Who’s afraid of the Internet? Not companies, it seems, according to a new survey. But closer analysis suggests optimism may well be misplaced and expected benefits a mirage. The reality is that companies already adept at creating and nurturing close customer relationships will reap the benefits opened by the web.
Opinions on the impact of digital technologies on customer relationships have swung from anxiety about the threat of frictionless commerce to enthusiasm over the prospects for cutting customer service costs and tightening connections with customers.
As recently as 2000 the prevailing view was that when customers could use the Internet to expand their search for alternatives, learn more about them faster and easily compare prices that margins would shrink and loyalty would be increasingly transient.

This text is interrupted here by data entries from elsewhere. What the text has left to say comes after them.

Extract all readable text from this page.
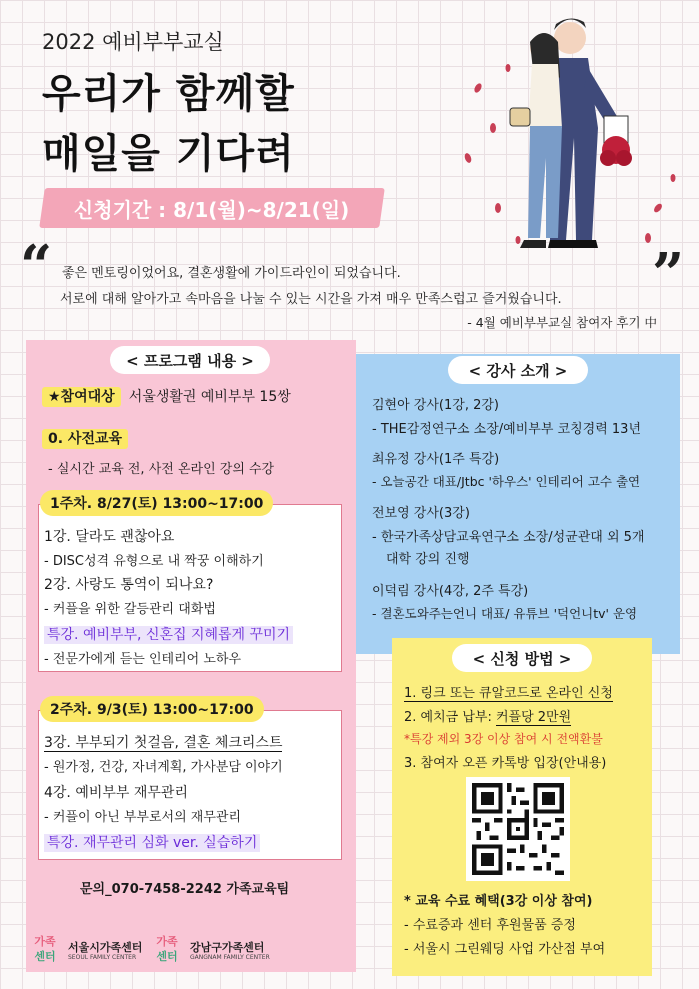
2022 예비부부교실
우리가 함께할
매일을 기다려
신청기간 : 8/1(월)~8/21(일)
“	”
좋은 멘토링이었어요, 결혼생활에 가이드라인이 되었습니다.
서로에 대해 알아가고 속마음을 나눌 수 있는 시간을 가져 매우 만족스럽고 즐거웠습니다.
- 4월 예비부부교실 참여자 후기 中
< 프로그램 내용 >
★참여대상 서울생활권 예비부부 15쌍
0. 사전교육
- 실시간 교육 전, 사전 온라인 강의 수강
1주차. 8/27(토) 13:00~17:00
1강. 달라도 괜찮아요
- DISC성격 유형으로 내 짝꿍 이해하기
2강. 사랑도 통역이 되나요?
- 커플을 위한 갈등관리 대화법
특강. 예비부부, 신혼집 지혜롭게 꾸미기
- 전문가에게 듣는 인테리어 노하우
2주차. 9/3(토) 13:00~17:00
3강. 부부되기 첫걸음, 결혼 체크리스트
- 원가정, 건강, 자녀계획, 가사분담 이야기
4강. 예비부부 재무관리
- 커플이 아닌 부부로서의 재무관리
특강. 재무관리 심화 ver. 실습하기
문의_070-7458-2242 가족교육팀
가족
센터
서울시가족센터
SEOUL FAMILY CENTER
가족
센터
강남구가족센터
GANGNAM FAMILY CENTER
< 강사 소개 >
김현아 강사(1강, 2강)
- THE감정연구소 소장/예비부부 코칭경력 13년
최유정 강사(1주 특강)
- 오늘공간 대표/Jtbc '하우스' 인테리어 고수 출연
전보영 강사(3강)
- 한국가족상담교육연구소 소장/성균관대 외 5개
대학 강의 진행
이덕림 강사(4강, 2주 특강)
- 결혼도와주는언니 대표/ 유튜브 '덕언니tv' 운영
< 신청 방법 >
1. 링크 또는 큐알코드로 온라인 신청
2. 예치금 납부: 커플당 2만원
*특강 제외 3강 이상 참여 시 전액환불
3. 참여자 오픈 카톡방 입장(안내용)
* 교육 수료 혜택(3강 이상 참여)
- 수료증과 센터 후원물품 증정
- 서울시 그린웨딩 사업 가산점 부여
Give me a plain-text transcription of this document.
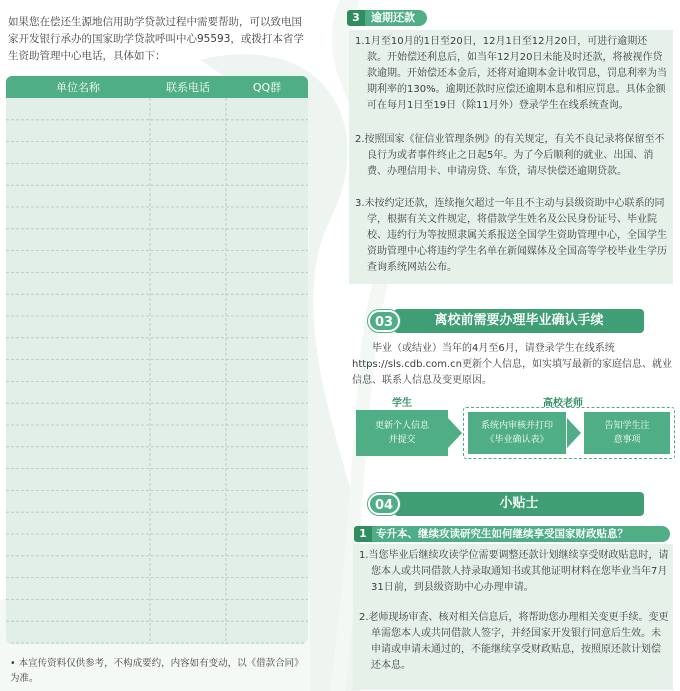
如果您在偿还生源地信用助学贷款过程中需要帮助，可以致电国家开发银行承办的国家助学贷款呼叫中心95593，或拨打本省学生资助管理中心电话，具体如下：
单位名称	联系电话	QQ群
• 本宣传资料仅供参考，不构成要约，内容如有变动，以《借款合同》为准。
3	逾期还款
1.1月至10月的1日至20日，12月1日至12月20日，可进行逾期还款。开始偿还利息后，如当年12月20日未能及时还款，将被视作贷款逾期。开始偿还本金后，还将对逾期本金计收罚息，罚息利率为当期利率的130%。逾期还款时应偿还逾期本息和相应罚息。具体金额可在每月1日至19日（除11月外）登录学生在线系统查询。
2.按照国家《征信业管理条例》的有关规定，有关不良记录将保留至不良行为或者事件终止之日起5年。为了今后顺利的就业、出国、消费、办理信用卡、申请房贷、车贷，请尽快偿还逾期贷款。
3.未按约定还款，连续拖欠超过一年且不主动与县级资助中心联系的同学，根据有关文件规定，将借款学生姓名及公民身份证号、毕业院校、违约行为等按照隶属关系报送全国学生资助管理中心，全国学生资助管理中心将违约学生名单在新闻媒体及全国高等学校毕业生学历查询系统网站公布。
03	离校前需要办理毕业确认手续
毕业（或结业）当年的4月至6月，请登录学生在线系统https://sls.cdb.com.cn更新个人信息，如实填写最新的家庭信息、就业信息、联系人信息及变更原因。
学生	高校老师
更新个人信息并提交
系统内审核并打印《毕业确认表》
告知学生注意事项
04	小贴士
1 专升本、继续攻读研究生如何继续享受国家财政贴息？
1.当您毕业后继续攻读学位需要调整还款计划继续享受财政贴息时，请您本人或共同借款人持录取通知书或其他证明材料在您毕业当年7月31日前，到县级资助中心办理申请。
2.老师现场审查、核对相关信息后，将帮助您办理相关变更手续。变更单需您本人或共同借款人签字，并经国家开发银行同意后生效。未申请或申请未通过的，不能继续享受财政贴息，按照原还款计划偿还本息。
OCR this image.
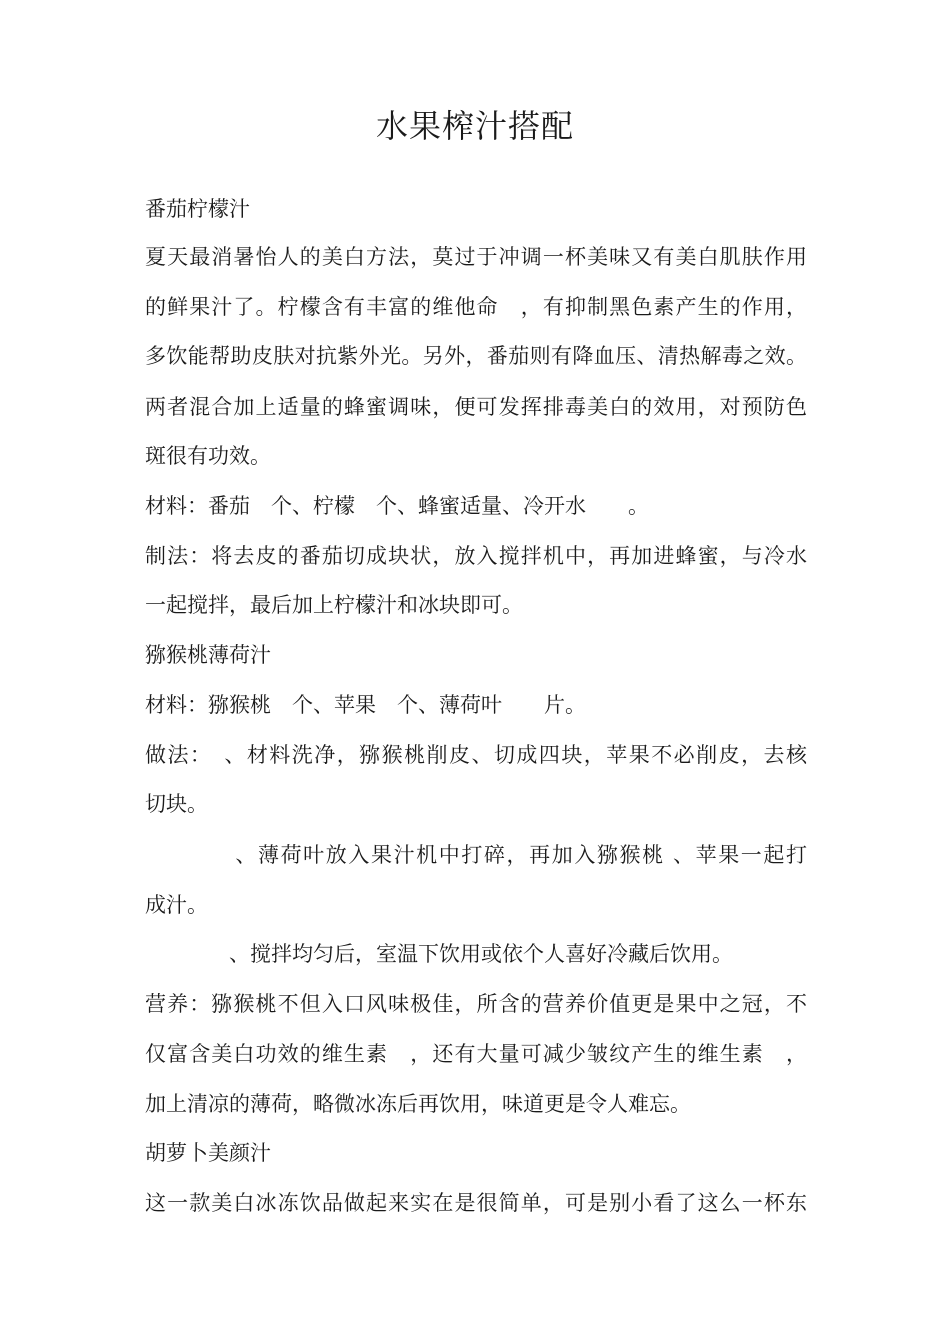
水果榨汁搭配
番茄柠檬汁
夏天最消暑怡人的美白方法，莫过于冲调一杯美味又有美白肌肤作用
的鲜果汁了。柠檬含有丰富的维他命　，有抑制黑色素产生的作用，
多饮能帮助皮肤对抗紫外光。另外，番茄则有降血压、清热解毒之效。
两者混合加上适量的蜂蜜调味，便可发挥排毒美白的效用，对预防色
斑很有功效。
材料：番茄　个、柠檬　个、蜂蜜适量、冷开水　　。
制法：将去皮的番茄切成块状，放入搅拌机中，再加进蜂蜜，与冷水
一起搅拌，最后加上柠檬汁和冰块即可。
猕猴桃薄荷汁
材料：猕猴桃　个、苹果　个、薄荷叶　　片。
做法：　、材料洗净，猕猴桃削皮、切成四块，苹果不必削皮，去核
切块。
　　　　、薄荷叶放入果汁机中打碎，再加入猕猴桃 、苹果一起打
成汁。
　　　　、搅拌均匀后，室温下饮用或依个人喜好冷藏后饮用。
营养：猕猴桃不但入口风味极佳，所含的营养价值更是果中之冠，不
仅富含美白功效的维生素　，还有大量可减少皱纹产生的维生素　，
加上清凉的薄荷，略微冰冻后再饮用，味道更是令人难忘。
胡萝卜美颜汁
这一款美白冰冻饮品做起来实在是很简单，可是别小看了这么一杯东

Persuasive evidence that these fears have subsided comes from our March 2001 survey of 352 senior managers on the impact of the Internet on their ability to manage customer relationships.
We found that 30 per cent saw the Internet as a major opportunity whereas only one per cent saw it as a major threat. A further 52 per cent saw the Internet as a minor opportunity and only 13 per cent said it was neither a threat nor opportunity.
Overall the Internet was judged to offer opportunities to reduce customer service costs while tightening customer relationships by encouraging dialogue, linking more parts of customer contact and enabling the personalisation of communications.